Egyptian tortoise conservation: A community-based, field research program developed from a study on a captive population
Article first published online: 20 AUG 2007
© 2007 Wiley-Liss, Inc.
Volume 26, Issue 5, pages 397–406, September/October 2007
How to Cite
Attum, O., Baha El Din, M., Baha El Din, S. and Habinan, S. (2007), Egyptian tortoise conservation: A community-based, field research program developed from a study on a captive population. Zoo Biol., 26: 397–406. doi: 10.1002/zoo.20157
- Issue published online: 3 OCT 2007
- Article first published online: 20 AUG 2007
- Manuscript Accepted: 26 FEB 2007
- Manuscript Received: 17 MAR 2006
- captive animals;
- ex situ and in situ conservation;
- local communities;
- Testudo kleinmanni
Local community participation and ex situ conservation has the potential to assist the recovery of the endangered Egyptian tortoise, Testudo kleinmanni.
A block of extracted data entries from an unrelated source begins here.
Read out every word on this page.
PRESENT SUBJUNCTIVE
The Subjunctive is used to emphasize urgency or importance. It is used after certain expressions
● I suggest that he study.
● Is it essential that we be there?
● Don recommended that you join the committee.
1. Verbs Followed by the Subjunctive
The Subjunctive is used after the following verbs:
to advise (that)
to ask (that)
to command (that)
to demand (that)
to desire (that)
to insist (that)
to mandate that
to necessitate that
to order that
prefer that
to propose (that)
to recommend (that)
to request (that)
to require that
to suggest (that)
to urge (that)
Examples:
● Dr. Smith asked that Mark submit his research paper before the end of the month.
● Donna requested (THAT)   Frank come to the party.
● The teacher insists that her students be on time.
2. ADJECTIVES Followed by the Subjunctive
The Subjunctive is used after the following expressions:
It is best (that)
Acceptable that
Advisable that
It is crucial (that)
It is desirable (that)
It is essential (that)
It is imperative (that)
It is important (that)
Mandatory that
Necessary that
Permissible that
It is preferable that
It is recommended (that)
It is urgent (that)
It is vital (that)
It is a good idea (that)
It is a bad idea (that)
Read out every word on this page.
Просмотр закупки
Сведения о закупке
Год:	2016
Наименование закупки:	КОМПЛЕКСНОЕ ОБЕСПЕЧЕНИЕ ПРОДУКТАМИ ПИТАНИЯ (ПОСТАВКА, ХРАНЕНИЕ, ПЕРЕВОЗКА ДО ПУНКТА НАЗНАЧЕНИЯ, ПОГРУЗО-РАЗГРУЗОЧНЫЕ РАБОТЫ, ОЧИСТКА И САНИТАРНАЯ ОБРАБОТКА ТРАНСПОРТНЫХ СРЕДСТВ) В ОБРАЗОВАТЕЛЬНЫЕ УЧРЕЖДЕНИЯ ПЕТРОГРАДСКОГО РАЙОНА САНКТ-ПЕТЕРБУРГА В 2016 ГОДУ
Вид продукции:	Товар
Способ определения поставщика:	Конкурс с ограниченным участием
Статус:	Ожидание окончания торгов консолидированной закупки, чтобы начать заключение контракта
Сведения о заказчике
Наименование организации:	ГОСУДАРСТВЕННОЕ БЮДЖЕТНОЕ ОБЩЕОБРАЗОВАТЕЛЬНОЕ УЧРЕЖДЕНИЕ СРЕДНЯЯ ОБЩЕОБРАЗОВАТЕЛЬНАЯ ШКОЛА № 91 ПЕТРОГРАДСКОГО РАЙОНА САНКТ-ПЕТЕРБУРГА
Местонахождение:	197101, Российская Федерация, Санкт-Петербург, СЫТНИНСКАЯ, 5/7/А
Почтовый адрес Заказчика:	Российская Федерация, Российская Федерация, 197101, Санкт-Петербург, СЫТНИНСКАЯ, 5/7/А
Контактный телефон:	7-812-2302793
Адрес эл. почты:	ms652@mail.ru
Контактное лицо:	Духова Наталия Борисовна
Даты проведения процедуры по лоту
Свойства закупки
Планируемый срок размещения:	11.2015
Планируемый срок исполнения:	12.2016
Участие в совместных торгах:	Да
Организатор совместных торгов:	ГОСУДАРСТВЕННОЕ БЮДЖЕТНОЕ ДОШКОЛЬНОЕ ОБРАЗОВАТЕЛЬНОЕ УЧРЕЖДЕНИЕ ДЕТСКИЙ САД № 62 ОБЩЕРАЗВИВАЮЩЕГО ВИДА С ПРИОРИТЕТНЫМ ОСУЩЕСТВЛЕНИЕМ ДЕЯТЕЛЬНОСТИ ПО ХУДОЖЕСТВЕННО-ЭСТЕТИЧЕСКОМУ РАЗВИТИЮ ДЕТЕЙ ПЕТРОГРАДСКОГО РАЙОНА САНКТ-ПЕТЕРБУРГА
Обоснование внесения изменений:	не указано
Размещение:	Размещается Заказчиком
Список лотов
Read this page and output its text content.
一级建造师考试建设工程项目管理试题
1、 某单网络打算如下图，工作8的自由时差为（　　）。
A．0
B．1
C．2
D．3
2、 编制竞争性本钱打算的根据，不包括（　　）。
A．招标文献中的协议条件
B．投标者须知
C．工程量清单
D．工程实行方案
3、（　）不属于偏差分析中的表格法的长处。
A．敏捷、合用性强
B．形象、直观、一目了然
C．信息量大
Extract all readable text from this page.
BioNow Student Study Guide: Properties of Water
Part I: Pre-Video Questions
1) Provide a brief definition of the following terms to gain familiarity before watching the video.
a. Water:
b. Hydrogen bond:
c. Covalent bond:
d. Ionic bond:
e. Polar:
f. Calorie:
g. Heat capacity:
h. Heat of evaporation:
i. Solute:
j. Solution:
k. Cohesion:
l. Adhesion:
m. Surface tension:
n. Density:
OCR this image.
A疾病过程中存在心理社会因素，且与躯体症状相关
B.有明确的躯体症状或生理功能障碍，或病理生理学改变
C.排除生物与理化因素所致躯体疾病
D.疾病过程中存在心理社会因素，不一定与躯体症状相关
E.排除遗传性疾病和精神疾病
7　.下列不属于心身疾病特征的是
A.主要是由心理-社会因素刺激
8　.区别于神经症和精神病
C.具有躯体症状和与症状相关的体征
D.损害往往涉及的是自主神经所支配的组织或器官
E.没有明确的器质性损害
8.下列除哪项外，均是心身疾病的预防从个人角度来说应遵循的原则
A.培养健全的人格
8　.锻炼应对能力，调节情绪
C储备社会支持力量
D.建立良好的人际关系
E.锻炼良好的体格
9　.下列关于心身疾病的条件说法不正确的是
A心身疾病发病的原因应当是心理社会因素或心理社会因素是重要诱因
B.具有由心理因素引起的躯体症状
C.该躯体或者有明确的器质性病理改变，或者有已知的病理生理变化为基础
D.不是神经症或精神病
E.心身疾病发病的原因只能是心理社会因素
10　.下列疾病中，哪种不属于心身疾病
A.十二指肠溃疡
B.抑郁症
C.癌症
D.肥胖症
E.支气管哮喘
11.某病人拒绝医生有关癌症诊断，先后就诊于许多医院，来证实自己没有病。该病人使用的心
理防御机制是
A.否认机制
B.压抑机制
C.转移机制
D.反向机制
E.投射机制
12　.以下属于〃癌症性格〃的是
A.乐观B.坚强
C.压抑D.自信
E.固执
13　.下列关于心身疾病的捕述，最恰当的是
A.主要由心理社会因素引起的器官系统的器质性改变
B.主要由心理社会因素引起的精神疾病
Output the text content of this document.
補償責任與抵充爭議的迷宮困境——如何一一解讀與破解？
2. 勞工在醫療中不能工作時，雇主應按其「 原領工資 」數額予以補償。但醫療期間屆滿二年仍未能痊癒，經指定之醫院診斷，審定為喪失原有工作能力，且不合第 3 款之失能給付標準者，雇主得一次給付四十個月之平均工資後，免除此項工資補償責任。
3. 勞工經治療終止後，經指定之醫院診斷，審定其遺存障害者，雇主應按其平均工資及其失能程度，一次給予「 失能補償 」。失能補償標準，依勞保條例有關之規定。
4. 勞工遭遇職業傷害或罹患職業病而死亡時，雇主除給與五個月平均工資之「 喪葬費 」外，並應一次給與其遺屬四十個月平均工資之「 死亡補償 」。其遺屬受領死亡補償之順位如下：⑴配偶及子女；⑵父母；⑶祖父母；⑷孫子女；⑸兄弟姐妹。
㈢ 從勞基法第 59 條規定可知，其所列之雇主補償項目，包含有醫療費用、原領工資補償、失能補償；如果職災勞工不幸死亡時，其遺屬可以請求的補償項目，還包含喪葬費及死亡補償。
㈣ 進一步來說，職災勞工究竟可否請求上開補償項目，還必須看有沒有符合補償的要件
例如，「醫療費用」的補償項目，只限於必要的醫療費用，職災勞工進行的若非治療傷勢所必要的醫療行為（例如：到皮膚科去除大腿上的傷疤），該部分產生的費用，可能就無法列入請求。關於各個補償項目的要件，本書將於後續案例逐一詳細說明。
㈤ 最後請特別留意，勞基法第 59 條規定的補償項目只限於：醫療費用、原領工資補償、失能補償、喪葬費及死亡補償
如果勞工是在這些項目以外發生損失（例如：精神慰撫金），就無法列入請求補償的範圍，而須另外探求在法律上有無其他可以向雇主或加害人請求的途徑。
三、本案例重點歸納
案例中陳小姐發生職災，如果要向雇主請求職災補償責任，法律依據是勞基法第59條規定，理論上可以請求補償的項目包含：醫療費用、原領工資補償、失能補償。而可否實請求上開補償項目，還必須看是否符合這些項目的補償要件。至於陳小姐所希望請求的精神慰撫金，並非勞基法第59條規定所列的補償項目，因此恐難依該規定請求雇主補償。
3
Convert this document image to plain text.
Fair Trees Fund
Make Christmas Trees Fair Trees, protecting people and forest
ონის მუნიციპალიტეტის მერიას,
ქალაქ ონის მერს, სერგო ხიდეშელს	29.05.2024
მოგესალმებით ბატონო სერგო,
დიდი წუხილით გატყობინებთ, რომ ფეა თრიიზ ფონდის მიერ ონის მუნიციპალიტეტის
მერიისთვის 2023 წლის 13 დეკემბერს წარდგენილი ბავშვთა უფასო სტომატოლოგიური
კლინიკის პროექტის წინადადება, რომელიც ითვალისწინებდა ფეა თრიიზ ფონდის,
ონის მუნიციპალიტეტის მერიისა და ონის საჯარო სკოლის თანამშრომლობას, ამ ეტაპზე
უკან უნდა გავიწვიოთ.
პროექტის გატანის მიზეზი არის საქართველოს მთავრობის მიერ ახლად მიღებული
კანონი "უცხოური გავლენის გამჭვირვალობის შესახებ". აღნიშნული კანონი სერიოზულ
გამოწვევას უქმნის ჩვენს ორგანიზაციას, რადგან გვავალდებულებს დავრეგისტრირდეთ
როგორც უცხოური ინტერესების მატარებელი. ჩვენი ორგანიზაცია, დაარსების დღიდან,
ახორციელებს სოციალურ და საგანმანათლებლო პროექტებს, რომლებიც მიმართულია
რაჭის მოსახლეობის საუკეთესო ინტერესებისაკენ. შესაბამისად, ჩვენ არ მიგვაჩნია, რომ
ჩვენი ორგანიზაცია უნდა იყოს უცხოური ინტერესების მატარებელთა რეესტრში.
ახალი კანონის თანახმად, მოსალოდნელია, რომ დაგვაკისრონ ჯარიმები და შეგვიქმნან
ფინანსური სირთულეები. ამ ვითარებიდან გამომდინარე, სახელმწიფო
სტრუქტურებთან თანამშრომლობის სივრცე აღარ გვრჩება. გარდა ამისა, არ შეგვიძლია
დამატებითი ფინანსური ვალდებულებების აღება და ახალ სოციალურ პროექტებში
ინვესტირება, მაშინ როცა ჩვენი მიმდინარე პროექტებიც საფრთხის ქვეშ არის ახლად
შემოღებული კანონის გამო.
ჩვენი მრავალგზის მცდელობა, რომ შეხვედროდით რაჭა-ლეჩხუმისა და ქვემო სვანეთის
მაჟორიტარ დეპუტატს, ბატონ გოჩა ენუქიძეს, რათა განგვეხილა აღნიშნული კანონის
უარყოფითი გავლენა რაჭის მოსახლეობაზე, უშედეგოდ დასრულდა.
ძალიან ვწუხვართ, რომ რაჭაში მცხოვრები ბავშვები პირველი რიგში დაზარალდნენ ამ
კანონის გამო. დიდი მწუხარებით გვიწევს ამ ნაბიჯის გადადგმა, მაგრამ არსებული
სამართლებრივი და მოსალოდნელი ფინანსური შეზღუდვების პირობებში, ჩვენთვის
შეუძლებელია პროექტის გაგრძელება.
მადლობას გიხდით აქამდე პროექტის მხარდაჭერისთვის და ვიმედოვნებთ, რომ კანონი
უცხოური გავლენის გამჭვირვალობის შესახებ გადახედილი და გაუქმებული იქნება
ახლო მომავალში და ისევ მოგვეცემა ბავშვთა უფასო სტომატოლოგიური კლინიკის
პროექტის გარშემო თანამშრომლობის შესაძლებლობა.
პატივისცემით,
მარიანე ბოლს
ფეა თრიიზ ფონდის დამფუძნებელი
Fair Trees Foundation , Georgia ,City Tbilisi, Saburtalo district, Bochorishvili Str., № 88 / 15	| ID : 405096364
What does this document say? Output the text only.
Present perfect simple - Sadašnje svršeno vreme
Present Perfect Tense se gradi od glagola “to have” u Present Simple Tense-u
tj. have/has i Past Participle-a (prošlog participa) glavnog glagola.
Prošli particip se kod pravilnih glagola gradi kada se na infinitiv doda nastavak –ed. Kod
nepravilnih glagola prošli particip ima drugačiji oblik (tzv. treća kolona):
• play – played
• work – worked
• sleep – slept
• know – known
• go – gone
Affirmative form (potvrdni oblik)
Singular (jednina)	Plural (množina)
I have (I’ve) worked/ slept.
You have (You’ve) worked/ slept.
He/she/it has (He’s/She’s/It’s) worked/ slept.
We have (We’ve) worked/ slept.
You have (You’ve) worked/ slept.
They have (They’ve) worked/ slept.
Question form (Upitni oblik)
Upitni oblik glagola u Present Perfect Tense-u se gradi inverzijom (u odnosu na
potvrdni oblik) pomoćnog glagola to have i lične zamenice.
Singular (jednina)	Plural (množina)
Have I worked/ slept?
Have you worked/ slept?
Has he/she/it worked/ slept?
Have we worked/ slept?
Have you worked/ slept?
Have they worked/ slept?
We initiated an in situ community-based conservation and research program from a captive population of T. kleinmanni. We used a captive population of the Egyptian tortoise to train a member of the local community as a research technician and used his indigenous tracking skills and knowledge of the area to collect activity and dietary data on 28 captive tortoises. We overcame problems with illiteracy by creating a data sheet based on symbols and numbers. This data sheet allowed us to use the indigenous knowledge of various people from the community, and employ them in the future. Our local community approach to data collection, in conjunction with a craft program, made the conservation of the Egyptian tortoise more rewarding to the local community by providing a more sustainable form of income than collecting animals for the pet trade. Our multidimensional approach (local community participation as research technicians, craft program, and trust building) for gaining local support eventually led to the rediscovery of wild Egyptian tortoises in North Sinai, which was significant, as this species was presumed extinct in Egypt. We have now shifted our focus to in situ conservation, using the research and local capacity building template developed from this captive population study. Our template can be used by zoos and conservation organizations with small budgets and collections of native species in natural habitats to create similar captive research programs that can be applied to in situ conservation. Zoo Biol 26:397–406, 2007. © 2007 Wiley-Liss, Inc.